Issued, Washington, D.C., December 21, 2011.
CHARLES R. CENTER
Chief Administrative Law Judge
Although the title page of the collective bargaining agreement identifies the Agency as “Office of Disability Adjudication and Review” references within the body of the collective bargaining agreement are to “Office of Hearings and Appeals.” (G.C. Ex. 7). According to undisputed testimony during the hearing, the Office of Hearings and Appeals was subsequently redesignated the Office of Disability Adjudication and Review. (Tr. 16).
 A few weeks after the arbitration hearing was held in this case, the OGC Attorney committed suicide. (Tr. 280).
During the settlement efforts, Judge Madden worked with the grievants and was not involved in the direct discussions with the OGC Attorney and Boxerman. (Tr. 91-92).
 The eighth grievant had departed but was going to sign the next morning. (G.C. Exh. 3).
 Judges Lillios, Bede, and McGuire were functioning or had been part of local management of the Chicago ODAR Office. (Tr.49, 54, 269).

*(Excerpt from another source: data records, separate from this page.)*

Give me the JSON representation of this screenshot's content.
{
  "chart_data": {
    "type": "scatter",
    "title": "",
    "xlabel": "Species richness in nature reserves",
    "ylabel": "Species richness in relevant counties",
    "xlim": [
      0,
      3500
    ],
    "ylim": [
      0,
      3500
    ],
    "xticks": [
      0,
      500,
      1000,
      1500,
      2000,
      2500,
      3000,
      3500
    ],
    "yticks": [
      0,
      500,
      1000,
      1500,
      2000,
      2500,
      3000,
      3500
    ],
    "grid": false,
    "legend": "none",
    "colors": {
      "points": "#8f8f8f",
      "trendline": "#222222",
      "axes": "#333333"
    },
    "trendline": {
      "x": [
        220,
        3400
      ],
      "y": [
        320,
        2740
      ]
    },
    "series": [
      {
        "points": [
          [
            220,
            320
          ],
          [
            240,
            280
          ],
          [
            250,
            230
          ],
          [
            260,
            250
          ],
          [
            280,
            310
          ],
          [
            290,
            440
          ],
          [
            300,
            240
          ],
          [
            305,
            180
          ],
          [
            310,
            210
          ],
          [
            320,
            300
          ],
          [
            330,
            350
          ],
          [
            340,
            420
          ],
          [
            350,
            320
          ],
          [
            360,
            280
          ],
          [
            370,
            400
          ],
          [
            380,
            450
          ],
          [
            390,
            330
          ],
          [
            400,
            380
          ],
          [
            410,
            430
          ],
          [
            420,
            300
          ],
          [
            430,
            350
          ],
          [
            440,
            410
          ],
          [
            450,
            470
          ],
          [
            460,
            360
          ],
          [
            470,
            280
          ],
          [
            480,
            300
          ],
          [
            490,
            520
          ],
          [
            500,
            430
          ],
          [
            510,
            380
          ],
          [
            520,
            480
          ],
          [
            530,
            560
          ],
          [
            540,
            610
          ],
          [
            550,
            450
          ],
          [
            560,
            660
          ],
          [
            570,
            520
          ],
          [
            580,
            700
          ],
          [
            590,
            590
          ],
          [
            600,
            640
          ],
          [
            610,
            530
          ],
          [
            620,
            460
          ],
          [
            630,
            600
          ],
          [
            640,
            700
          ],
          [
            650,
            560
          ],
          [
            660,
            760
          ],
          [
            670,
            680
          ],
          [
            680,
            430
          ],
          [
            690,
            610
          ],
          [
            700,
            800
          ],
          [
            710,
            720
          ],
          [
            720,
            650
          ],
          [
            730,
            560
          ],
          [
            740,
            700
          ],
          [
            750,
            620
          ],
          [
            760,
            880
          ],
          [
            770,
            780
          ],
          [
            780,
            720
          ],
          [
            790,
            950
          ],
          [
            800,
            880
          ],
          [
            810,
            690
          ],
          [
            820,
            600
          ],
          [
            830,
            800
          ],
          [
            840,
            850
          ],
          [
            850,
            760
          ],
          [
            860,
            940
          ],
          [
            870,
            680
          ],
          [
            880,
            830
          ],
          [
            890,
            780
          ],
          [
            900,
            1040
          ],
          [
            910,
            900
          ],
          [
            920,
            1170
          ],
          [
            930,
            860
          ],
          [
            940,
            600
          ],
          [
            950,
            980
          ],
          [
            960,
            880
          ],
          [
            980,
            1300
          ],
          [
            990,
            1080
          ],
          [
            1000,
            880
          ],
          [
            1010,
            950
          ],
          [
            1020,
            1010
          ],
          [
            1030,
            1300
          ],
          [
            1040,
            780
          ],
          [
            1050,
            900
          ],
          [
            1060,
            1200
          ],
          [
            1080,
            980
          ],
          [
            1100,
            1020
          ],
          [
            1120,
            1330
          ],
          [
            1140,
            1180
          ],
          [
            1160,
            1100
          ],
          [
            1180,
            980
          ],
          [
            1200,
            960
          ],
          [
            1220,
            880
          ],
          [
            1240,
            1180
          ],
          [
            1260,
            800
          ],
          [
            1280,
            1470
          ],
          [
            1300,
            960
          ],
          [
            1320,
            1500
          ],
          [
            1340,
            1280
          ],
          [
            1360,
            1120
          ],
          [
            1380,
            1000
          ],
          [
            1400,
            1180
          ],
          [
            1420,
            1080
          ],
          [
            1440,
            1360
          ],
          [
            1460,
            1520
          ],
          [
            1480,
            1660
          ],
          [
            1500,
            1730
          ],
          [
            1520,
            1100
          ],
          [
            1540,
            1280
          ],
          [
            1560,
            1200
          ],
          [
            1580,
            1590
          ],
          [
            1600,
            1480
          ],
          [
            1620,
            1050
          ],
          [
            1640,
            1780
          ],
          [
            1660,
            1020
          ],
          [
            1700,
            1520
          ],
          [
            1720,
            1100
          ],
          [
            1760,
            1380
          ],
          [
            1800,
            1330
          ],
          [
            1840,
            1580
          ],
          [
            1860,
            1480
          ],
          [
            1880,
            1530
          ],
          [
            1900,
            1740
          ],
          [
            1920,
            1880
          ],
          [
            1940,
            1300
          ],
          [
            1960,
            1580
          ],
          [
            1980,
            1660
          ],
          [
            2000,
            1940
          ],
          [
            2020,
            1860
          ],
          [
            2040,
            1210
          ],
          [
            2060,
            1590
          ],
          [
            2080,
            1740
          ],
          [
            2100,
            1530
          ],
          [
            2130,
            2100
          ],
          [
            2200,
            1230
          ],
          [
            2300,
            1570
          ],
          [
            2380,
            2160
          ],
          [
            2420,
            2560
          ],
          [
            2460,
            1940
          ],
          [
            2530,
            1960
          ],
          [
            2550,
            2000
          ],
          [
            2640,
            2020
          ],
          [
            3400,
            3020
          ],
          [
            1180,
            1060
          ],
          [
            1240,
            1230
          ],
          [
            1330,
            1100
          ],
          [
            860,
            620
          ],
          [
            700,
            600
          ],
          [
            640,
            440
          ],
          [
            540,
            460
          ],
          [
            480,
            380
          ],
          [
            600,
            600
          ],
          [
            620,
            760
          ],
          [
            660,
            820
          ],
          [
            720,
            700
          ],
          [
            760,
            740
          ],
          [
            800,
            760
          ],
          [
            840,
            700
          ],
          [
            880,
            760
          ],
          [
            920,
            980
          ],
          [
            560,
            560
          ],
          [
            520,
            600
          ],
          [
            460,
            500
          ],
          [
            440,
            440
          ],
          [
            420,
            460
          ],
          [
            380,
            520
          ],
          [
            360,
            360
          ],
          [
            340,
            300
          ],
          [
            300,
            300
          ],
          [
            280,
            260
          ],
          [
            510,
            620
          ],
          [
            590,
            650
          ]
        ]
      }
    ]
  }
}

 The parties stipulated that Judges Madden, Welch, and Wenzel, as well as Judge Dale Glendening, did not have knowledge of the delegation document or its contents regarding approval of settlement agreements. (Tr. 285).
 At the start of the hearing in this case, the undersigned requested that the parties address in their post hearing briefs whether negotiations to settle a matter raised under the grievance process constituted collective bargaining. (Tr. 10.)
 I note that although the National Labor Relations Board found that grievance meetings are integral parts of the collective bargaining process and subject to the requirement of good-faith bargaining under the National Labor Relations Act, in doing so it distinguished grievance meetings from “adversary proceedings such as trials and arbitrations.” See Pennsylvania Telephone Guild, 227 NLRB 501 (1985), enf’d 799 F.2d 84 (3d Cir. 1986).
 Such an allegation would concede that the agreement reached was not authorized and thus would not achieve the enforcement and implementation of the purported agreement.